Le joueur à suivre :
FREDERIK ANDERSEN
Exit Jonathan Bernier et James Reimer, le duo de goalies qui a souffert pendant plusieurs années devant le filet des Leafs. Le nouveau patron s’appelle Frederik Andersen. Le Danois a connu trois saisons intéressantes avec les Ducks, mais la franchise californienne avait depuis un moment fait le choix de confier à moyen terme son filet à John Gibson. Andersen était donc voué à quitter Anaheim. La bonne nouvelle pour lui, c’est qu’à Toronto, son statut de numéro 1 ne sera certainement pas contesté par Garret Sparks. Ce gardien grand format (6 pieds 4 pouces) va donc devoir prouver qu’il peut tenir ce rôle et rassurer une équipe jeune, et aux bases défensives pour le moins suspectes.

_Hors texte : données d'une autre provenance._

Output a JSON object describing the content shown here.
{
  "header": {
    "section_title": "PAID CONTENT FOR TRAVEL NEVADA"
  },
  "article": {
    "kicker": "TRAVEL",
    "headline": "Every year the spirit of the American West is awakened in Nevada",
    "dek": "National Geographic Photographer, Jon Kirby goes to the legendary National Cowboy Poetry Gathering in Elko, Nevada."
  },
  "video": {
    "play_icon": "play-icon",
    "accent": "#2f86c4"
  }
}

Attention quand même, ses statistiques des deux dernières saisons n’étaient pas éblouissantes (91,4 puis 91,9 % d’arrêts l’an dernier, 14e de la ligue) avec des Ducks qui avaient pourtant la meilleure défense NHL. On attendra aussi de lui qu’il dispute une bonne soixantaine de parties, choses qu’il n’a jamais eu l’occasion de faire depuis ses débuts en NHL.
La relève :
EN AVANT TOUTE
Classement ESPN: 1er
La plupart des meilleurs espoirs des Leafs devraient rapidement passer au statut de joueur de l’équipe première, à commencer par le trio Nylander-Matthews-Marner. Mais d’autres espoirs intéressants sont dans le pipeline. A commencer par un trio d’attaquants talentueux, mais au gabarit modeste : le Finlandais Kasperi Kapanen (22e overall en 2014, choix des Penguins), le Suédois d’origine ukrainienne Dmitro Tymashov (125e overall en 2015) et Jeremy Bracco (61e overall en 2015). Citons aussi le très intense Carl Grundström (57e overall en juin), le gros centre défensif québécois Frédérik Gauthier (21e overall en 2013) ou le pari russe Igor Korchkov (31e overall en juin). En défense, c’est nettement plus mince. Tout juste citera-t-on l’ex de Pittsburgh, Scott Harrington (54e overall en 2011), un arrière two way au coup de patin fluide et Travis Dermott (34e overall en 2015), un défenseur offensif plutôt intéressant. Clairement, Toronto va avoir besoin de renfort en défense. Et malheureusement, le renfort ne viendra probablement pas de la promotion interne.
Le pronostic de TPPQB
Malgré les discours de circonstance, l’objectif l’an dernier s’appelait Auston Matthews pour les Leafs. IL est atteint. De là à espérer un changement radical de trajectoire, maintenant que Toronto a mis la main sur le joueur qu’il convoitait, il ne faut pas aller trop vite. Les Leafs sont talentueux en attaque, mais très jeunes, et insuffisants en défense. A moins que Frederik Andersen ne dispute une saison de rêve, c’est un nouveau printemps sans playoffs qui se prépare pour la grande ville ontarienne. Mais la démarche a bien été entendue par les fans, et le processus de reconstruction est en bonne voie. Attention à cette équipe dans 3-4 ans, surtout si elle parvient à renforcer sa défense dans l’intervalle.